Ребята подсмеивались над ним: так повезло, деканская дочка, московская красавица, втрескалась в него по самые уши! Это же счастливый билет – и жилплощадь, и прописка, и с трудоустройством после института все будет в порядке.

Но Воронцов ничего не мог с собой поделать: почему-то идеальная внешность Лидии – распахнутые голубые глаза, золотистые локоны, по-детски нежные, розовые губы – навевали на него смутную тревогу. Что-то такое было в ней – капризное, властное, жадное. Казалось, эта избалованная профессорская дочка на все пойдет, лишь бы заполучить то, что ей приглянулось.

А, может, ему все это мерещилось, потому что он попросту был влюблен в Галку, вот и все…

У Галки случались какие-то увлечения, она даже встречалась какое-то время с долговязым Эдиком, учившимся на курс старше. Мишка Штерн в конце концов отчаялся и женился на Милке с параллельного потока, Генка, обалдуй, вылетел с четвертого курса и ушел в армию. Из Галкиной верной свиты остался один Алеша. Но, к несчастью, Галка продолжала относиться к нему исключительно как к другу.

Жалкая роль!

К весне пятого курса нужно было решить с распределением. Алеша понимал, что остаться в Москве ему не светит никак. Нет, он был хорошим, перспективным студентом, декан его хвалил, отметки были почти сплошь отличные. Но на комиссии по распределению выяснилось, разумеется, что преимущество имеют комсомольские лидеры, члены партии, студенты, активно занимавшиеся общественной работой. А ему, Алеше Воронцову, прямая дорога обратно в провинцию – в сельскую больницу, в скуку и – морок.

Заканчивались лучшие в его жизни шесть лет. Хотелось башкой биться о стену от бессилия что-либо изменить…

Как раз тогда ему в голову и стала закрадываться эта мысль – мерзкая, подленькая, но оттого не менее притягательная. Ведь Лидка влюблена в него? Влюблена, это очевидно! Может, не влюблена, а просто зациклилась на нем, потому что так и не сумела заполучить? Ишь, какой строптивый попался, не поддался чарам, не купился на томные взгляды, золотые локоны, французские духи, английские чулки и американские пластинки?..

Это неважно, это уже тонкости, к делу отношения не имеющие. Главное в другом – стоит ему только протянуть руку, и Лидка с радостью за нее ухватится, заодно вложив ему в ладонь все, чего он так хочет: возможность остаться в Москве. И не нужно будет никуда ехать, и можно будет, просыпаясь, видеть в окно Лидкиной квартиры кремлевские звезды.

Подло? Конечно, подло. Грязно.

Продаться за прописку…

Так что же, прикажете ехать в деревню Ключи Томской области?

Эта дрянь так и ворочалась в голове, не давала покоя. И в один из дней в конце удивительно жаркого апреля, когда Лидка пригласила их всех в родительский дом в Серебряном Бору – жарить шашлыки, петь под гитару, пить вино и танцевать, – Алеша, чтоб избавиться от этих мыслей, довольно крепко напился.

Галки тогда с ними не было, она свалилась с ангиной. Леша хотел было тоже благородно отказаться от поездки, но та и слышать ничего не хотела:

– А ну, не смей! Вот еще, будешь немым укором слоняться вокруг моей постели. На черта ты мне тут сдался? Давай-давай, дуй к Лидке, отдохни там как следует. А я спать буду.

И он поехал.

День был чудесный, жаркий. Они даже в реку залезли, визжали и брызгались в еще не прогревшейся, почти ледяной воде. А потом, конечно, с удвоенными усилиями отогревались грузинским вином. И через пару часов в голове у Воронцова уже ощутимо шумело, а перед глазами все расплывалось.

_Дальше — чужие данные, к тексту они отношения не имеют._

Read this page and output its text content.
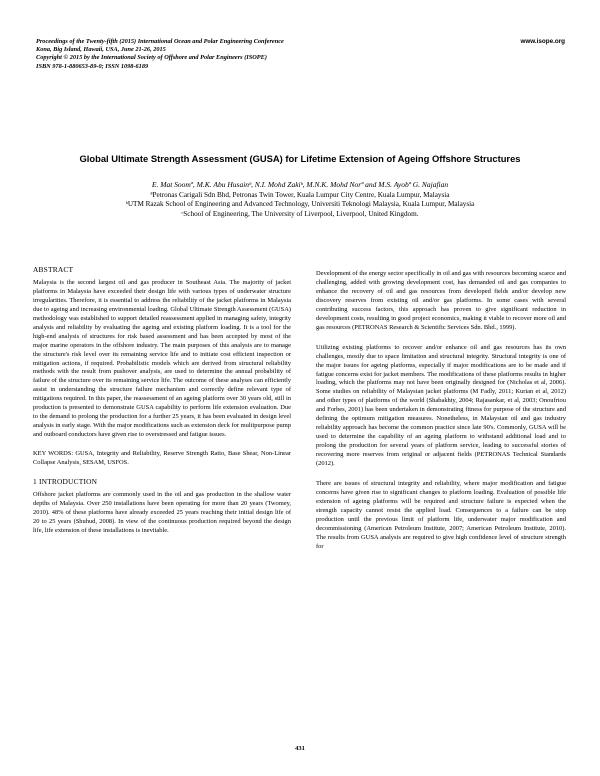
Proceedings of the Twenty-fifth (2015) International Ocean and Polar Engineering Conference
Kona, Big Island, Hawaii, USA, June 21-26, 2015
Copyright © 2015 by the International Society of Offshore and Polar Engineers (ISOPE)
ISBN 978-1-880653-89-0; ISSN 1098-6189
www.isope.org
Global Ultimate Strength Assessment (GUSA) for Lifetime Extension of Ageing Offshore Structures
E. Mat Soomª, M.K. Abu Husainᵇ, N.I. Mohd Zakiᵇ, M.N.K. Mohd Norª and M.S. Ayobª G. Najafian
ªPetronas Carigali Sdn Bhd, Petronas Twin Tower, Kuala Lumpur City Centre, Kuala Lumpur, Malaysia
ᵇUTM Razak School of Engineering and Advanced Technology, Universiti Teknologi Malaysia, Kuala Lumpur, Malaysia
ᶜSchool of Engineering, The University of Liverpool, Liverpool, United Kingdom.
ABSTRACT

Malaysia is the second largest oil and gas producer in Southeast Asia. The majority of jacket platforms in Malaysia have exceeded their design life with various types of underwater structure irregularities. Therefore, it is essential to address the reliability of the jacket platforms in Malaysia due to ageing and increasing environmental loading. Global Ultimate Strength Assessment (GUSA) methodology was established to support detailed reassessment applied in managing safety, integrity analysis and reliability by evaluating the ageing and existing platform loading. It is a tool for the high-end analysis of structures for risk based assessment and has been accepted by most of the major marine operators in the offshore industry. The main purposes of this analysis are to manage the structure's risk level over its remaining service life and to initiate cost efficient inspection or mitigation actions, if required. Probabilistic models which are derived from structural reliability methods with the result from pushover analysis, are used to determine the annual probability of failure of the structure over its remaining service life. The outcome of these analyses can efficiently assist in understanding the structure failure mechanism and correctly define relevant type of mitigations required. In this paper, the reassessment of an ageing platform over 30 years old, still in production is presented to demonstrate GUSA capability to perform life extension evaluation. Due to the demand to prolong the production for a further 25 years, it has been evaluated in design level analysis in early stage. With the major modifications such as extension deck for multipurpose pump and outboard conductors have given rise to overstressed and fatigue issues.

KEY WORDS: GUSA, Integrity and Reliability, Reserve Strength Ratio, Base Shear, Non-Linear Collapse Analysis, SESAM, USFOS.

1 INTRODUCTION

Offshore jacket platforms are commonly used in the oil and gas production in the shallow water depths of Malaysia. Over 250 installations have been operating for more than 20 years (Twomey, 2010). 48% of these platforms have already exceeded 25 years reaching their initial design life of 20 to 25 years (Shuhud, 2008). In view of the continuous production required beyond the design life, life extension of these installations is inevitable.

Development of the energy sector specifically in oil and gas with resources becoming scarce and challenging, added with growing development cost, has demanded oil and gas companies to enhance the recovery of oil and gas resources from developed fields and/or develop new discovery reserves from existing oil and/or gas platforms. In some cases with several contributing success factors, this approach has proven to give significant reduction in development costs, resulting in good project economics, making it viable to recover more oil and gas resources (PETRONAS Research & Scientific Services Sdn. Bhd., 1999).

Utilizing existing platforms to recover and/or enhance oil and gas resources has its own challenges, mostly due to space limitation and structural integrity. Structural integrity is one of the major issues for ageing platforms, especially if major modifications are to be made and if fatigue concerns exist for jacket members. The modifications of these platforms results in higher loading, which the platforms may not have been originally designed for (Nicholas et al, 2006). Some studies on reliability of Malaysian jacket platforms (M Fadly, 2011; Kurian et al, 2012) and other types of platforms of the world (Shabakhty, 2004; Rajasankar, et al, 2003; Onoufriou and Forbes, 2001) has been undertaken in demonstrating fitness for purpose of the structure and defining the optimum mitigation measures. Nonetheless, in Malaysian oil and gas industry reliability approach has become the common practice since late 90's. Commonly, GUSA will be used to determine the capability of an ageing platform to withstand additional load and to prolong the production for several years of platform service, leading to successful stories of recovering more reserves from original or adjacent fields (PETRONAS Technical Standards (2012).

There are issues of structural integrity and reliability, where major modification and fatigue concerns have given rise to significant changes to platform loading. Evaluation of possible life extension of ageing platforms will be required and structure failure is expected when the strength capacity cannot resist the applied load. Consequences to a failure can be stop production until the previous limit of platform life, underwater major modification and decommissioning (American Petroleum Institute, 2007; American Petroleum Institute, 2010). The results from GUSA analysis are required to give high confidence level of structure strength for

431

Он и сам не помнил, зачем забрел на второй этаж дома. Кажется, показалось очень важным выяснить, нет ли в библиотеке профессора Гладышева одной редкой медицинской книги. Только вот до книжных шкафов он так и не добрался, потому что в коридоре его поймала Лида.

Лида, в длинном каком-то, струящемся вдоль тела платье. С удлиненными черной подводкой, мерцающими, почти ведьмиными глазами. Лида, пахнущая сладкими цветочными духами…

– Альоуша, – почти прошептала она. – Что с тобой? Немножко перебрал? Ох, миленький, бедненький мой! Держись, я помогу!

Она обхватила его руками, прижалась – такая мягкая, гладкая, душистая. Такая удобная.

Повела его в родительскую спальню, заботливо уложила на кровать – широкую, чистую, мягкую, не то что продавленная общежитская койка. Склонилась над ним, щекоча мягкими кончиками гладких золотых локонов лицо:

– Тебе принести что-нибудь? Может, воды?

Пухлые губы почти касались виска, теплое дыхание обдавало кожу. Он сам протянул к ней руки – сам, первый. Схватил ее за плечи и опрокинул на кровать. А она улыбнулась этак мягко и тепло – и не оттолкнула его.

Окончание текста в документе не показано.